Der größte Hebel: Brutto für Netto in der Pension
In der Ansparphase ist der KESt-Vorteil bedeutend – in der Entnahmephase wird er zum entscheidenden Hebel für die Substanzerhaltung.
Im Depot muss für jede Netto-Auszahlung ein höherer Bruttobetrag entnommen werden: Bei jedem Anteilsverkauf fällt KESt auf die enthaltenen Gewinne an. Dieser permanente „Steuer-Abrieb" beschleunigt den Kapitalverzehr – mehr Anteile müssen verkauft werden, um denselben Cashflow zu erzeugen.
In der Nettopolizze gilt „Brutto für Netto": Kein Cent des Kursgewinns geht an den Fiskus. Das Kapital bleibt höher und arbeitet länger. Die Simulation macht das eindrucksvoll sichtbar:
Bei 25.000 € Startkapital, 200 € Sparrate und 30 Jahren Aufbauzeit wurde eine jährliche Netto-Entnahme von 34.000 € simuliert. Im Depot ist das Kapital nach rund 58 Jahren Gesamtlaufzeit aufgebraucht. Die Nettopolizze bedient die Entnahme über alle 30 Pensionsjahre – und generiert dabei noch zusätzliche Kapitalgewinne.

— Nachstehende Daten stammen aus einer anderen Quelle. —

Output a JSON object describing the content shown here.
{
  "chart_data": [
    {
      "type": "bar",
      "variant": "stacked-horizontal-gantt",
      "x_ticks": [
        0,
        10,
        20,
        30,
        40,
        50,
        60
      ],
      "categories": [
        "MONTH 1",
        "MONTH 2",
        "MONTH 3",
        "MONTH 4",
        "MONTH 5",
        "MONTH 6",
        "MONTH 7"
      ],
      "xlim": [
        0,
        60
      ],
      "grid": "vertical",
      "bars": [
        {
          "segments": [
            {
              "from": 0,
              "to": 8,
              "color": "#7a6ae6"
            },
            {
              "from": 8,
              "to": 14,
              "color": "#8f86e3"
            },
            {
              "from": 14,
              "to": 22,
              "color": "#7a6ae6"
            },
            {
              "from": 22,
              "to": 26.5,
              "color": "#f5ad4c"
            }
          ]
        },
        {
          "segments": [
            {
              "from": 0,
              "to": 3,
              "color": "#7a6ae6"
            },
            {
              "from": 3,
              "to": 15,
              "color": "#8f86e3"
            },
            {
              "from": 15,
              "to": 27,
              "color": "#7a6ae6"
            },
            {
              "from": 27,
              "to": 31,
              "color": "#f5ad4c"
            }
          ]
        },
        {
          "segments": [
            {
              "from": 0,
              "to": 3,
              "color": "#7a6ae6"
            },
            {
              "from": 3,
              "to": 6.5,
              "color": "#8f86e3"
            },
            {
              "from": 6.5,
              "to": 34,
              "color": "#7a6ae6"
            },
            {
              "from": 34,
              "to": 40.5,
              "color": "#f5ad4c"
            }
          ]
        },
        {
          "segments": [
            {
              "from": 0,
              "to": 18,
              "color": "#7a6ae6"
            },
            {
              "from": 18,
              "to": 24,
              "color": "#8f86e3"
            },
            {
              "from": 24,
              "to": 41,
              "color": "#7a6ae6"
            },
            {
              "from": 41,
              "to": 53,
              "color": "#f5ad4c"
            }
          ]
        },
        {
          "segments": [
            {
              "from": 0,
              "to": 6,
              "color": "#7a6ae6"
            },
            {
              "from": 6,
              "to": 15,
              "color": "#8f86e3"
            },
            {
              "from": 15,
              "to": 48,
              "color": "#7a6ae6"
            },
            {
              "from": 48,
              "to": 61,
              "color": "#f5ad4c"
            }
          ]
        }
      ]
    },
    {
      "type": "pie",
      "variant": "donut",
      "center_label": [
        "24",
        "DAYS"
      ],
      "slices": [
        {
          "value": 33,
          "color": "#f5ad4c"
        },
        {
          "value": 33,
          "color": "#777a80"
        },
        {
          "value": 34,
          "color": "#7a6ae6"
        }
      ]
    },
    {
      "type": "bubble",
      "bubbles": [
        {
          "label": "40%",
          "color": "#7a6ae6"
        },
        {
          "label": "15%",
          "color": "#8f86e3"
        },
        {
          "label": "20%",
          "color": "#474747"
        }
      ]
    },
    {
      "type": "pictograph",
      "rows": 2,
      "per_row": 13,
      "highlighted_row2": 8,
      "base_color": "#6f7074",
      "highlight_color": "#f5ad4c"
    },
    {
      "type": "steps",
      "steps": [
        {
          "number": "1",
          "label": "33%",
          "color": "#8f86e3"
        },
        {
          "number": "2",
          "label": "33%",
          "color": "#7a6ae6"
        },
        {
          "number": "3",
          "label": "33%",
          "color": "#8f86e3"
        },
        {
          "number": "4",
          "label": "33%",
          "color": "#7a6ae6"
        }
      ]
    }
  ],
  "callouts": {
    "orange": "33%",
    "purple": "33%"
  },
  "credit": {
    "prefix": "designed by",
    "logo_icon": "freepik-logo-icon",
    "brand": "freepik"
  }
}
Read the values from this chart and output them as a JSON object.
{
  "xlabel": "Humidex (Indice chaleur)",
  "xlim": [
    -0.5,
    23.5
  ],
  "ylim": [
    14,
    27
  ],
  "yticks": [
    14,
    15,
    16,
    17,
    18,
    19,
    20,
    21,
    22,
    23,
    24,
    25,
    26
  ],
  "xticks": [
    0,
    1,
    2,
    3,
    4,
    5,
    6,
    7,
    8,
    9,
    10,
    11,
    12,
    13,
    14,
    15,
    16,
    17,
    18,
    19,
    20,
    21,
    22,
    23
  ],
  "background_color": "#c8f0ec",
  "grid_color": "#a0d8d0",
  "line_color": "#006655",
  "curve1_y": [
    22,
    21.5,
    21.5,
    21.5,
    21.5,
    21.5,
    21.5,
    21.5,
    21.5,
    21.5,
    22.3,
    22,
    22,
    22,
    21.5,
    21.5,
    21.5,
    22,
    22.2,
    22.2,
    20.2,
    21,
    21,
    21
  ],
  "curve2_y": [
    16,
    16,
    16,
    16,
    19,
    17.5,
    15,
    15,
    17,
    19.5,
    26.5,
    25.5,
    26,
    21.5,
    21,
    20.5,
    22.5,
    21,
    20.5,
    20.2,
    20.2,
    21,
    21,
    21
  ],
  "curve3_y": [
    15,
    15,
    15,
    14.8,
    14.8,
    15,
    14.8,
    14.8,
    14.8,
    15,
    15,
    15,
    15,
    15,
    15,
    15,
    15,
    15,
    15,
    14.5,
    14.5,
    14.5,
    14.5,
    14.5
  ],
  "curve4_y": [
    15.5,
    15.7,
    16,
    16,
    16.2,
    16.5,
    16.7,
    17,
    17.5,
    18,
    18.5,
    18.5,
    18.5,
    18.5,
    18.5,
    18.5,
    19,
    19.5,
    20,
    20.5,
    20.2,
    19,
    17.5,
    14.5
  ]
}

Kein Tax Event: Steuerfreies Rebalancing im Mantel
Im Depot ist jeder Verkauf eines gewinnbehafteten ETFs ein steuerrelevanter Vorgang – ein „Tax Event". Rebalancing, Strategiewechsel oder Fondswechsel kosten sofort 27,5% KESt auf den realisierten Gewinn. Dieser Betrag ist dem Zinseszins dauerhaft entzogen.
In der Nettopolizze löst kein Fondswechsel einen Steuervorgang aus – egal wie oft die Strategie innerhalb des Mantels angepasst wird. Da nach der einmaligen Versicherungssteuer am Eingang keine weiteren Ertragssteuern anfallen, handelt es sich um dauerhafte Steuerfreiheit auf Ertragsebene – nicht um eine bloße Stundung.